The march in the southern city of Kufa came a day after US Secretary of State Condoleezza Rice met with Iraqi leaders in Baghdad to discuss the deal, which includes a gradual withdrawal of US forces.

Under a draft agreement, American combat troops would pull out of major Iraqi cities by next June and leave Iraq by 2011, according to Iraqi officials familiar with the document.

The schedule could be modified if the two governments agree, and the pact has not been approved by either the Iraqi Cabinet or the parliament, which has the final decision.

Al Sadr, who lives in Iran but retains significant political clout in Iraq, strongly opposes the US military presence. Al Sadr and other critics fear that the pullout deal will bind the US and Iraq in a long-term security relationship, instead of restoring Iraqi sovereignty.

In Kufa, about 2,000 Sadrists marched after yesterday's noon prayers, chanting 'No to America' and raising pictures of Al Sadr.

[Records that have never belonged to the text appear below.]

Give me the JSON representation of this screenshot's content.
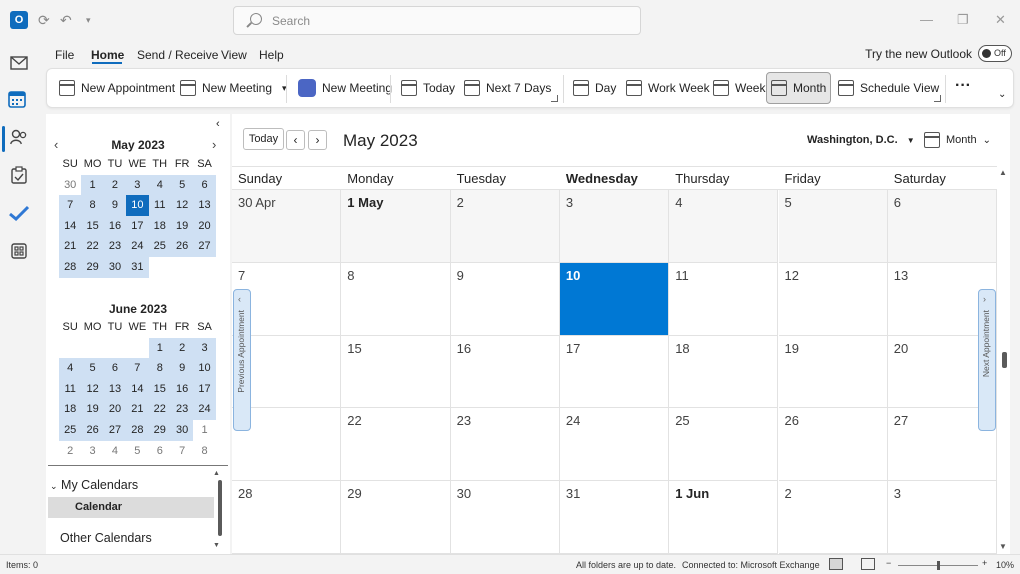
{
  "titlebar": {
    "search_placeholder": "Search",
    "minimize": "—",
    "restore": "❐",
    "close": "✕"
  },
  "menu": {
    "file": "File",
    "home": "Home",
    "send_receive": "Send / Receive",
    "view": "View",
    "help": "Help",
    "try_new": "Try the new Outlook",
    "toggle_label": "Off"
  },
  "ribbon": {
    "new_appointment": "New Appointment",
    "new_meeting": "New Meeting",
    "teams_meeting": "New Meeting",
    "today": "Today",
    "next7": "Next 7 Days",
    "day": "Day",
    "work_week": "Work Week",
    "week": "Week",
    "month": "Month",
    "schedule_view": "Schedule View",
    "more": "···",
    "selected_view": "Month"
  },
  "mini_calendars": [
    {
      "title": "May 2023",
      "dow": [
        "SU",
        "MO",
        "TU",
        "WE",
        "TH",
        "FR",
        "SA"
      ],
      "weeks": [
        [
          "30",
          "1",
          "2",
          "3",
          "4",
          "5",
          "6"
        ],
        [
          "7",
          "8",
          "9",
          "10",
          "11",
          "12",
          "13"
        ],
        [
          "14",
          "15",
          "16",
          "17",
          "18",
          "19",
          "20"
        ],
        [
          "21",
          "22",
          "23",
          "24",
          "25",
          "26",
          "27"
        ],
        [
          "28",
          "29",
          "30",
          "31",
          "",
          "",
          ""
        ]
      ]
    },
    {
      "title": "June 2023",
      "dow": [
        "SU",
        "MO",
        "TU",
        "WE",
        "TH",
        "FR",
        "SA"
      ],
      "weeks": [
        [
          "",
          "",
          "",
          "",
          "1",
          "2",
          "3"
        ],
        [
          "4",
          "5",
          "6",
          "7",
          "8",
          "9",
          "10"
        ],
        [
          "11",
          "12",
          "13",
          "14",
          "15",
          "16",
          "17"
        ],
        [
          "18",
          "19",
          "20",
          "21",
          "22",
          "23",
          "24"
        ],
        [
          "25",
          "26",
          "27",
          "28",
          "29",
          "30",
          "1"
        ],
        [
          "2",
          "3",
          "4",
          "5",
          "6",
          "7",
          "8"
        ]
      ]
    }
  ],
  "nav": {
    "my_calendars": "My Calendars",
    "calendar": "Calendar",
    "other_calendars": "Other Calendars"
  },
  "calendar": {
    "today_btn": "Today",
    "prev": "‹",
    "next": "›",
    "title": "May 2023",
    "location": "Washington,  D.C.",
    "view": "Month",
    "dow": [
      "Sunday",
      "Monday",
      "Tuesday",
      "Wednesday",
      "Thursday",
      "Friday",
      "Saturday"
    ],
    "weeks": [
      [
        "30 Apr",
        "1 May",
        "2",
        "3",
        "4",
        "5",
        "6"
      ],
      [
        "7",
        "8",
        "9",
        "10",
        "11",
        "12",
        "13"
      ],
      [
        "",
        "15",
        "16",
        "17",
        "18",
        "19",
        "20"
      ],
      [
        "",
        "22",
        "23",
        "24",
        "25",
        "26",
        "27"
      ],
      [
        "28",
        "29",
        "30",
        "31",
        "1 Jun",
        "2",
        "3"
      ]
    ],
    "prev_appointment": "Previous Appointment",
    "next_appointment": "Next Appointment"
  },
  "status": {
    "items": "Items: 0",
    "sync": "All folders are up to date.",
    "connection": "Connected to: Microsoft Exchange",
    "zoom": "10%"
  },
  "colors": {
    "accent": "#0f6cbd",
    "today_cell": "#0078d4",
    "mini_month_bg": "#cfe0f3"
  }
}
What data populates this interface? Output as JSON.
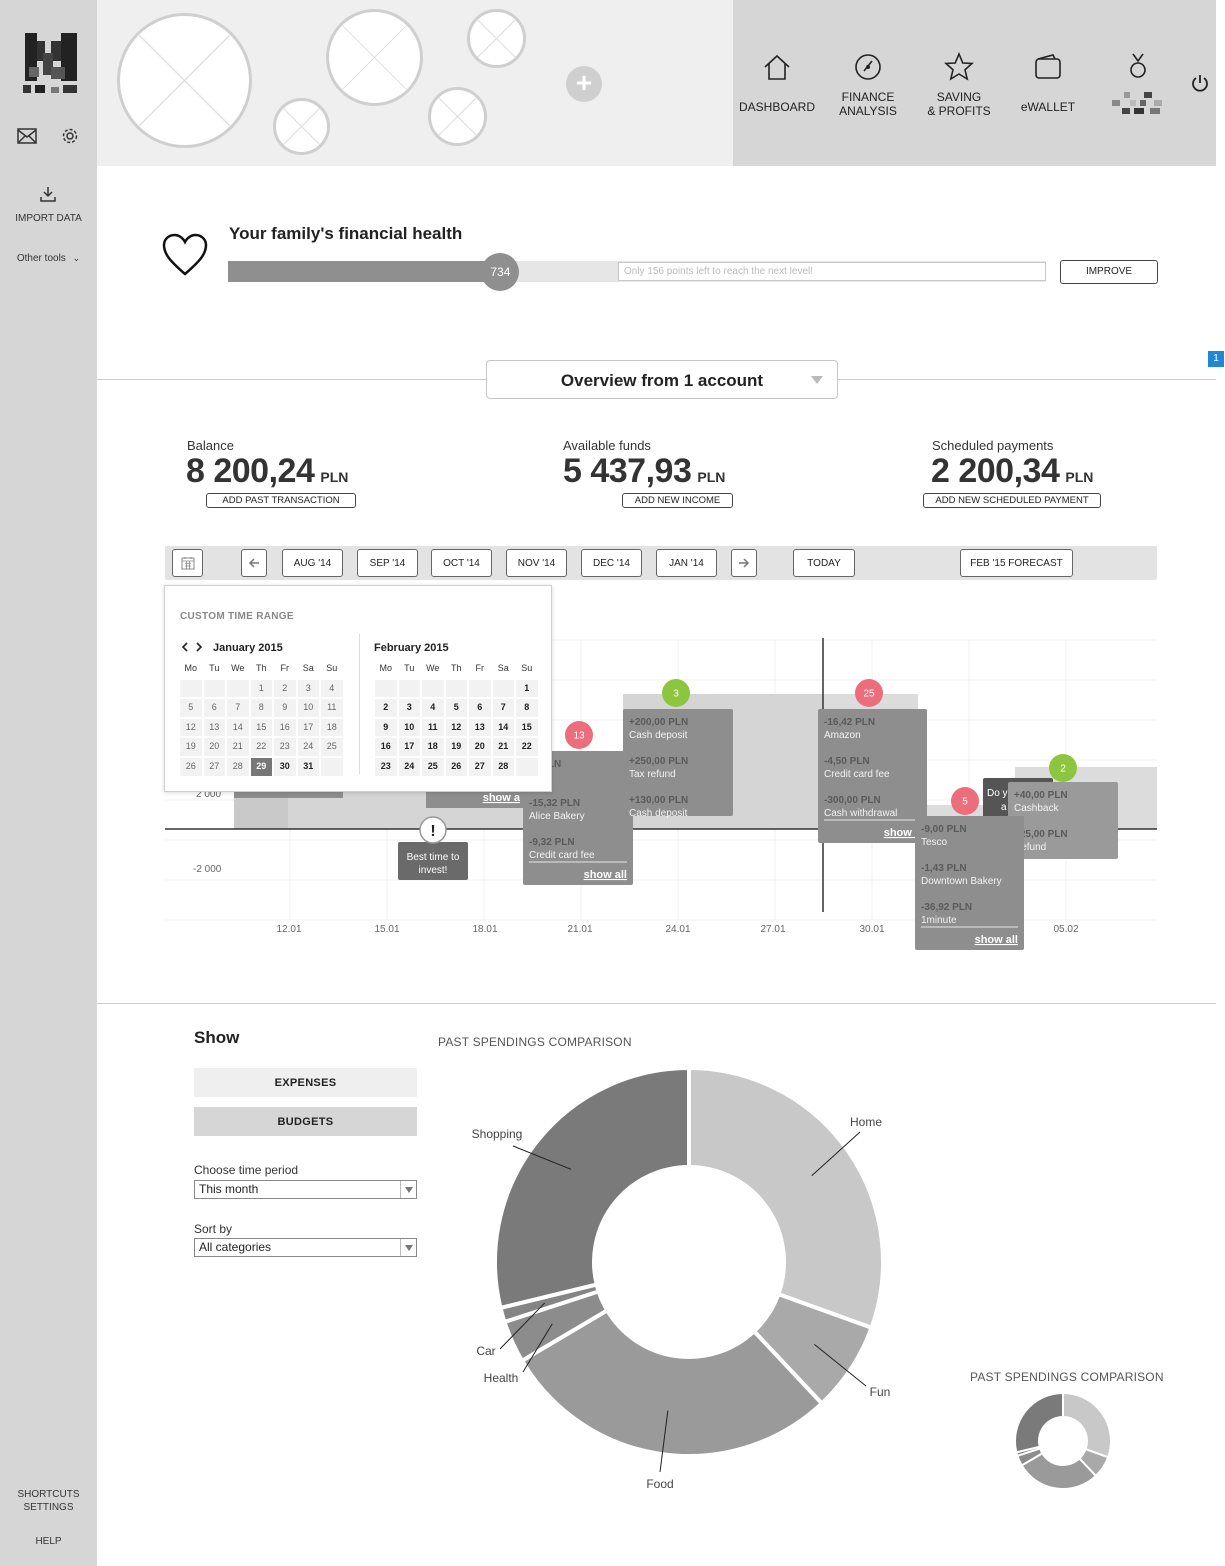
{
  "sidebar": {
    "logo": "logo-mark",
    "import_label": "IMPORT DATA",
    "other_tools_label": "Other tools",
    "shortcuts_label_1": "SHORTCUTS",
    "shortcuts_label_2": "SETTINGS",
    "help_label": "HELP"
  },
  "header": {
    "add_symbol": "+",
    "nav": [
      {
        "label1": "DASHBOARD",
        "label2": "",
        "icon": "home-icon"
      },
      {
        "label1": "FINANCE",
        "label2": "ANALYSIS",
        "icon": "gauge-icon"
      },
      {
        "label1": "SAVING",
        "label2": "& PROFITS",
        "icon": "star-icon"
      },
      {
        "label1": "eWALLET",
        "label2": "",
        "icon": "wallet-icon"
      },
      {
        "label1": "",
        "label2": "",
        "icon": "medal-icon"
      }
    ]
  },
  "health": {
    "title": "Your family's financial health",
    "points": 734,
    "progress_fraction": 0.333,
    "next_level_text": "Only 156 points left to reach the next level!",
    "improve_label": "IMPROVE"
  },
  "overview": {
    "select_label": "Overview from 1 account",
    "corner_badge": "1"
  },
  "stats": {
    "balance_label": "Balance",
    "balance_value": "8 200,24",
    "available_label": "Available funds",
    "available_value": "5 437,93",
    "scheduled_label": "Scheduled payments",
    "scheduled_value": "2 200,34",
    "currency": "PLN",
    "add_past_label": "ADD PAST TRANSACTION",
    "add_income_label": "ADD NEW INCOME",
    "add_scheduled_label": "ADD NEW SCHEDULED PAYMENT"
  },
  "timeline": {
    "months": [
      "AUG '14",
      "SEP '14",
      "OCT '14",
      "NOV '14",
      "DEC '14",
      "JAN '14"
    ],
    "today_label": "TODAY",
    "forecast_label": "FEB '15 FORECAST"
  },
  "calendar": {
    "title": "CUSTOM TIME RANGE",
    "month1": "January 2015",
    "month2": "February 2015",
    "dow": [
      "Mo",
      "Tu",
      "We",
      "Th",
      "Fr",
      "Sa",
      "Su"
    ],
    "selected_day": "29"
  },
  "chart_data": {
    "type": "area",
    "y_ticks": [
      "2 000",
      "-2 000"
    ],
    "x_ticks": [
      "12.01",
      "15.01",
      "18.01",
      "21.01",
      "24.01",
      "27.01",
      "30.01",
      "05.02"
    ],
    "invest_tip": [
      "Best time to",
      "invest!"
    ],
    "tip_fragment": "Do y",
    "tip_fragment2": "a",
    "show_all_label": "show all",
    "show_partial": "show a",
    "cards": [
      {
        "badge": "13",
        "badge_color": "#ec6d7c",
        "items": [
          [
            "-? PLN",
            "...ute"
          ],
          [
            "-15,32 PLN",
            "Alice Bakery"
          ],
          [
            "-9,32 PLN",
            "Credit card fee"
          ]
        ]
      },
      {
        "badge": "3",
        "badge_color": "#8cc63f",
        "items": [
          [
            "+200,00 PLN",
            "Cash deposit"
          ],
          [
            "+250,00 PLN",
            "Tax refund"
          ],
          [
            "+130,00 PLN",
            "Cash deposit"
          ]
        ]
      },
      {
        "badge": "25",
        "badge_color": "#ec6d7c",
        "items": [
          [
            "-16,42 PLN",
            "Amazon"
          ],
          [
            "-4,50 PLN",
            "Credit card fee"
          ],
          [
            "-300,00 PLN",
            "Cash withdrawal"
          ]
        ]
      },
      {
        "badge": "5",
        "badge_color": "#ec6d7c",
        "items": [
          [
            "-9,00 PLN",
            "Tesco"
          ],
          [
            "-1,43 PLN",
            "Downtown Bakery"
          ],
          [
            "-36,92 PLN",
            "1minute"
          ]
        ]
      },
      {
        "badge": "2",
        "badge_color": "#8cc63f",
        "items": [
          [
            "+40,00 PLN",
            "Cashback"
          ],
          [
            "+25,00 PLN",
            "Refund"
          ]
        ]
      }
    ]
  },
  "bottom": {
    "show_title": "Show",
    "expenses_label": "EXPENSES",
    "budgets_label": "BUDGETS",
    "period_label": "Choose time period",
    "period_value": "This month",
    "sort_label": "Sort by",
    "sort_value": "All categories",
    "chart_title": "PAST SPENDINGS COMPARISON",
    "mini_chart_title": "PAST SPENDINGS COMPARISON"
  },
  "donut": {
    "slices": [
      {
        "name": "Home",
        "fraction": 0.305,
        "color": "#c8c8c8"
      },
      {
        "name": "Fun",
        "fraction": 0.075,
        "color": "#a9a9a9"
      },
      {
        "name": "Food",
        "fraction": 0.285,
        "color": "#9a9a9a"
      },
      {
        "name": "Health",
        "fraction": 0.035,
        "color": "#8c8c8c"
      },
      {
        "name": "Car",
        "fraction": 0.012,
        "color": "#858585"
      },
      {
        "name": "Shopping",
        "fraction": 0.288,
        "color": "#7a7a7a"
      }
    ]
  }
}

They held up banners reading "The dubious agreement means a permanent colonisation of Iraq" and "Iraq is not a US colony." An aide to Al Sadr, Shaikh Dia Al Shawki, told the worshippers that the emerging deal goes against the will of the Iraqi people.

Key point

In Sadr City, a sprawling Shiite slum and Al Sadr's stronghold in Baghdad, preacher Syed Al Battat criticised what he said was an ambiguous agreement 'that the Iraqi people know nothing about.'

A key point of contention has been the issue of jurisdiction over Americans in Iraq, as the Iraqi forces assume greater responsibility.

The draft agreement says that private US contractors would be subject to Iraqi law, unlike at present, but American negotiators held firm on US troops remaining under US jurisdiction. Iraqi Deputy Foreign Minister Mohammad Hamoud Bidan provided more details yesterday, telling CNN that jurisdiction would be determined by a joint legal committee in cases of US citizens who commit major crimes against Iraqi civilians.

The deputy minister also reiterated that June 30 is the deadline for a troop withdrawal from Iraqi cities.

In other developments yesterday, Iraqi forces carried out an arrest raid in Sadr City. The forces struck as worshippers headed to a local mosque for dawn prayers, said Ali Al Moussawi, a spokesman for Al Sadr's office in the area.

Soldiers shot and killed one of Al Sadr's guards when he tried to escape arrest, Al Moussawi said. Another guard was arrested, he said.

Army officials had no immediate comment.

The Iraqi army won control of Sadr City in May, after weeks of battles with Al Sadr's now largely disbanded militia.